A staggering Guardian investigation reveals how far from being “the most indulged young people in the history of the world,” westerners born in the 1980s and mid 1990s have actually been betrayed by previous generations who have left them in debt, jobless and locked out of property markets.

The series, which will be published over the next couple of weeks, will combine decades of data on 8 of the largest developed nations in the world with accounts of “the fortunes, feelings and finances of the developed world’s young adults, as well as looking at fallacies surrounding them.” The newspaper also promises to analyze what the results of these “betrayals” have been and will be, such as a decline in birthrates.

From The Guardian:

In our series, we will reveal that today’s young people are not delaying adulthood because they are – as the New Yorker once put it – “the most indulged young people in the history of the world”. Instead, it appears they are not hitting the basic stages of adulthood at the same time as previous generations because such milestones are so much more costly and in some cases they are even being paid less than their parents were at the same age.

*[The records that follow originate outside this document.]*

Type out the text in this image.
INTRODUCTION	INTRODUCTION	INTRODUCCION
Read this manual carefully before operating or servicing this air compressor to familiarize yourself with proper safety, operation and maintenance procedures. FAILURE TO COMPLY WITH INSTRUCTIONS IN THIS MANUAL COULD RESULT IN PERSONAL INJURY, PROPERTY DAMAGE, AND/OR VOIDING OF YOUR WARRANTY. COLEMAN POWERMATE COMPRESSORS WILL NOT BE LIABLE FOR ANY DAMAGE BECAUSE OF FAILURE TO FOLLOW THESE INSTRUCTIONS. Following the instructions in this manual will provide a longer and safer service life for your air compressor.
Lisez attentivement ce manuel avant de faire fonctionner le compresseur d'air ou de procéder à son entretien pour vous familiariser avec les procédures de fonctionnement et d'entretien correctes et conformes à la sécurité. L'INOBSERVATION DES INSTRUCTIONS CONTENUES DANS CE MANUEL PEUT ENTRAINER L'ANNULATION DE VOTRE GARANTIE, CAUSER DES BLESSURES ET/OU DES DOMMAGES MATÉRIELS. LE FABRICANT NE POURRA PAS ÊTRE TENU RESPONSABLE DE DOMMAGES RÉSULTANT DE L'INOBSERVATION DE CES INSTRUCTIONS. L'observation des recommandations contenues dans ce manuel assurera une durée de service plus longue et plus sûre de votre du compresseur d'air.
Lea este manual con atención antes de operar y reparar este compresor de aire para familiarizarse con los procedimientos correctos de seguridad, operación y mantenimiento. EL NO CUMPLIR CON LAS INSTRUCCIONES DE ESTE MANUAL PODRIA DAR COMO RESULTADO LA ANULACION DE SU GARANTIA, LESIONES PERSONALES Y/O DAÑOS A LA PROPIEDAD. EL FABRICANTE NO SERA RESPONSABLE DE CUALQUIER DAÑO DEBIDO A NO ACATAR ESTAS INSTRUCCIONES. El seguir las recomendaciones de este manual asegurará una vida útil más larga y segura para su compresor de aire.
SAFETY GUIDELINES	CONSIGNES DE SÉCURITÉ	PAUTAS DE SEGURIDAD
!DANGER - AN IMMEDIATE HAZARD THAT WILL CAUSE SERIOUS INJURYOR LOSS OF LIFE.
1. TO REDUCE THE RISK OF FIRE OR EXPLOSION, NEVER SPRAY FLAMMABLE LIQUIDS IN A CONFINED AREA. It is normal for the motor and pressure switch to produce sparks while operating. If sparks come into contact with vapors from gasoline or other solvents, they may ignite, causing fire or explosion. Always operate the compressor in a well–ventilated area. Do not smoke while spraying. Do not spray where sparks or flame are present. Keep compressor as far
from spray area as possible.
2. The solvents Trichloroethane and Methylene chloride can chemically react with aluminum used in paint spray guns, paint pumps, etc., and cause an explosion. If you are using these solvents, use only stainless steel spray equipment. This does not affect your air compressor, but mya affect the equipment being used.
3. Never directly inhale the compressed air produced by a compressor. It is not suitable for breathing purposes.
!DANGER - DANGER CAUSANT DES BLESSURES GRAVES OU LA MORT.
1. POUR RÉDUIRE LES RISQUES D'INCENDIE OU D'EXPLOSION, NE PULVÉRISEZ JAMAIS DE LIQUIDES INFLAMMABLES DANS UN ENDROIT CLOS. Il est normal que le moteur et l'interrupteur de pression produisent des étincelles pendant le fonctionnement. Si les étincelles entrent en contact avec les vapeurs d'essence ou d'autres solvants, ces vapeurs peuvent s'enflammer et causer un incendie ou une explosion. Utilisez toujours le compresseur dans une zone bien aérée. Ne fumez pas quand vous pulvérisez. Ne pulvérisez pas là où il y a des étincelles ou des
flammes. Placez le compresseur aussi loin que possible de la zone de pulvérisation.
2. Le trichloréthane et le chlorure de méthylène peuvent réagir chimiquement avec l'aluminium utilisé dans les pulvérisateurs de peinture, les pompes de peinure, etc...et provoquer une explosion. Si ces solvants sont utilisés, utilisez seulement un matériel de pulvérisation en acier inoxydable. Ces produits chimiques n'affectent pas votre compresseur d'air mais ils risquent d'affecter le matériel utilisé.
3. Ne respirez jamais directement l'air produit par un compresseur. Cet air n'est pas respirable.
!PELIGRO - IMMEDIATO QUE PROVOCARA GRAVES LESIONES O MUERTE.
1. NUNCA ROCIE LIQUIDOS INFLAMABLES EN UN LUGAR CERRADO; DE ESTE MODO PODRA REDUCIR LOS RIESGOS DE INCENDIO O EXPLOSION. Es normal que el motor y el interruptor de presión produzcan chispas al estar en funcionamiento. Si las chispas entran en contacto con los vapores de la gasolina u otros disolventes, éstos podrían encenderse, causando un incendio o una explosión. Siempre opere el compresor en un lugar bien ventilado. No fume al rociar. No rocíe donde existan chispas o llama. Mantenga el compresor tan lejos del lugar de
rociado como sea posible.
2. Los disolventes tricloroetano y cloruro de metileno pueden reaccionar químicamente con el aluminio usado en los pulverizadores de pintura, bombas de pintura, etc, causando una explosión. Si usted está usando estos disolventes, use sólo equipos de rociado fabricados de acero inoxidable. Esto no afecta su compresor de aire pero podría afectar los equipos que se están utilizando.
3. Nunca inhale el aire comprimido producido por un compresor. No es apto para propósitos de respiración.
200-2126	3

In Australia, millennials are being inched out of the housing market. In the UK, new figures will show the notion of a property-owning democracy has already been terminated. In the US, debt is the millennial millstone – young people are sitting on $1.3tn of student debt.

Across Europe, the issue centres more around jobs – and the lack of them. The numbers of thirtysomethings still living with their parents is stubbornly high in countries such as Italy and Spain, with grave implications for birthrates and family formation in places whose demographics are already badly skewed towards elderly people.

“We’ve never had, since the dawn of capitalism really, this situation of a population that is ageing so much and in some countries also shrinking, and we just don’t know whether we can continue growing the economy in the same way we once have,” said Prof Diane Coyle, an economist and former UK Treasury adviser.